Had the rubber trim between the lower and upper rear trunk panels replaced because it was sucked in enough to no longer be visible or isolate the panels from one another. Now, the new trim is sucked in even more than the original. It’s almost completely gone and the two panels are rubbing enough for me to worry about the paint chipping.

Has anyone else had this problem, is there a long-term fix?


----------



## b_a_betterperson (Feb 16, 2005)

Can you post a picture of the problem?


----------



## Mike-Omologato-G. (May 13, 2006)

*.*

I have it, too, and that is why my trunk leaks.
I also saw 2 more like it at Texas Goat-Meets, and they noted the same result - if you pop the trunk fully after a spray wash, or a hard rain, the leaks pour out of the 2 corners of the front part (near the rear) of the trunklid.
It pours out of the little black plugs, nearest to where the trunklid and the bumper connect when closed, on the outer parts.

One guy said they replaced his little rubber trim 3 times.
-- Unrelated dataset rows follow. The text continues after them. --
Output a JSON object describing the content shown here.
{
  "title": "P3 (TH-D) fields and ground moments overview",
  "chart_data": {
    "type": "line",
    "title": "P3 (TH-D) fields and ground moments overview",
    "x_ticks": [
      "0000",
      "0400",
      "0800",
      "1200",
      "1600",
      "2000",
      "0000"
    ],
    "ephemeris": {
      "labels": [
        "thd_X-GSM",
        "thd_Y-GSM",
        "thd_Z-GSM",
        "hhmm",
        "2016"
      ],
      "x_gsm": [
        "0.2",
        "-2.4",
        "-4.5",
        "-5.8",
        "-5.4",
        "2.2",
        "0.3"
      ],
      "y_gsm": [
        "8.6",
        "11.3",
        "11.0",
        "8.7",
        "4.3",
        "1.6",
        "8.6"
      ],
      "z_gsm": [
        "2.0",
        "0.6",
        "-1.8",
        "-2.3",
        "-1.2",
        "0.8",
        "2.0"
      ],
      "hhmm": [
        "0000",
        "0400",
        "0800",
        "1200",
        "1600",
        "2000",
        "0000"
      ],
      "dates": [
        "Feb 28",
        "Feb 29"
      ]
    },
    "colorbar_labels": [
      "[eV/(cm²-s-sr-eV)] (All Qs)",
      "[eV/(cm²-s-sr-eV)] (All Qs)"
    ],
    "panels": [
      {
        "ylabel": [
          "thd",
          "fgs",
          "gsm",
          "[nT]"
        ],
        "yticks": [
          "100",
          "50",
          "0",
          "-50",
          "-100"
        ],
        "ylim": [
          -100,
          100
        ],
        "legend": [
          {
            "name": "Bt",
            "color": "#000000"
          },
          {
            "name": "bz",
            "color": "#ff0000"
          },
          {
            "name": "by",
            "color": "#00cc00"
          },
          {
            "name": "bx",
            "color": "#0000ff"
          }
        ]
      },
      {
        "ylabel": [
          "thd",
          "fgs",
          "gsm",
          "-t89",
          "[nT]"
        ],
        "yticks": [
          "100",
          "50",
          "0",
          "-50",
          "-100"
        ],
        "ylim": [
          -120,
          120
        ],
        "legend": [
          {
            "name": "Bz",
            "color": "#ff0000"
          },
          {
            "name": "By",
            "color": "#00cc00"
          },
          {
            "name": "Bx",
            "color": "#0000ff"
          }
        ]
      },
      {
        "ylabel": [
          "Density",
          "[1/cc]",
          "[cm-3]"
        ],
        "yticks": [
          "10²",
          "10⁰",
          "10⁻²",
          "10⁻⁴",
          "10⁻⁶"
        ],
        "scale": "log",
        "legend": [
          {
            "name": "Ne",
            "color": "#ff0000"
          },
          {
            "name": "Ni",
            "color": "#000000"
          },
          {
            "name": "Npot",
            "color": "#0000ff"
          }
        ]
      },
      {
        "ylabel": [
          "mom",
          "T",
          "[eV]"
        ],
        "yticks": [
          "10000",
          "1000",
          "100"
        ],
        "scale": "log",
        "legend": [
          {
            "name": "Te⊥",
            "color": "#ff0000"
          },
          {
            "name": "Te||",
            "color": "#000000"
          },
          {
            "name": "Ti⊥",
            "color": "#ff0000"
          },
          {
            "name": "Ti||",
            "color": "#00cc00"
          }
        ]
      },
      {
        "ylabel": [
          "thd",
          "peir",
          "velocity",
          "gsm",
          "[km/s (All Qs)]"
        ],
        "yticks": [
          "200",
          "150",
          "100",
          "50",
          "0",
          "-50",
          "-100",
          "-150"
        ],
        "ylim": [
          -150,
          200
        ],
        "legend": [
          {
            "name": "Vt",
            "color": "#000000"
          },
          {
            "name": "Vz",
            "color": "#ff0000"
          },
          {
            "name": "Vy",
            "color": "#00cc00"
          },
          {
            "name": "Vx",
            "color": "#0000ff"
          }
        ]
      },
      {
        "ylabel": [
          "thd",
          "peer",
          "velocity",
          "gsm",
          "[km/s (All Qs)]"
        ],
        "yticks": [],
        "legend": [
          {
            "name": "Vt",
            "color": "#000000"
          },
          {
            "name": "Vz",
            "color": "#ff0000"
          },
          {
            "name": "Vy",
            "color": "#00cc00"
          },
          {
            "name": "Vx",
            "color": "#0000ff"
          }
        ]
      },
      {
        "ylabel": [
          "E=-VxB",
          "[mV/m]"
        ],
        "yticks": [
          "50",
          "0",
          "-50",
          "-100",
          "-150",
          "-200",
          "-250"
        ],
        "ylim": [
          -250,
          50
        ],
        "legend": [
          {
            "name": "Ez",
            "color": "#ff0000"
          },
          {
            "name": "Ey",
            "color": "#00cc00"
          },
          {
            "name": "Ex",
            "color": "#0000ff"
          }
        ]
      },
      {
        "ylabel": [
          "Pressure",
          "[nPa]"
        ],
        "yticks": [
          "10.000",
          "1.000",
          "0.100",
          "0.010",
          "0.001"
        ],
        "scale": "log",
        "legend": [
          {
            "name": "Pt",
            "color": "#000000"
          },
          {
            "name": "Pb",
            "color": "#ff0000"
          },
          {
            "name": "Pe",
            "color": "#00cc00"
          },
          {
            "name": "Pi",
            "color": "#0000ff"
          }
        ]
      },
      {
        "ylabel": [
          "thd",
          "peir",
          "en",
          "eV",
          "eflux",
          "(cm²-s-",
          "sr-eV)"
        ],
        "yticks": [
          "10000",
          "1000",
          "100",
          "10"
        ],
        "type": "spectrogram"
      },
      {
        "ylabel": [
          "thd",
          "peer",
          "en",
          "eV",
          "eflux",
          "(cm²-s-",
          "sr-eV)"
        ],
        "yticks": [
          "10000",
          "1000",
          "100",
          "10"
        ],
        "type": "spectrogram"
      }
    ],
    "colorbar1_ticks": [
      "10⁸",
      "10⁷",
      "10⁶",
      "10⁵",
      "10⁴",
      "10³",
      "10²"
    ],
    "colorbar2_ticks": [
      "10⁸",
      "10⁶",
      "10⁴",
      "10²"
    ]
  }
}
This trim is directly between the point of the arrowhead on the trunklid, and the lower trunklid with the 6.0, and other lettering.
Open trunk after a heavy rain if your strip is receded, and see the water drip out - must be fully open trunk, as the collected water needs to run down inside the panels in the trunklid, and then soak into, and run through the fabric liner at the 2 black plastic screws nearest the outer parts of the inner trunklid.

Hope that helped.


----------



## flyer469 (May 19, 2006)

Mine has been like that from day one! Have not noticed any water leak in the trunk...I tried to fix it myself but it sucked it self back in....uhmmm,,next oil change will hvae the dealer fix it,,


----------



## Mike_V (Mar 10, 2006)

Thanks for the replies.

So, no known fix I guess. I'm going to talk to the service department and see if they can come up with a solution. If not, I'm contacting Pontiac. I don't have a leak right now, but there's no way that's not going to leak eventually.


----------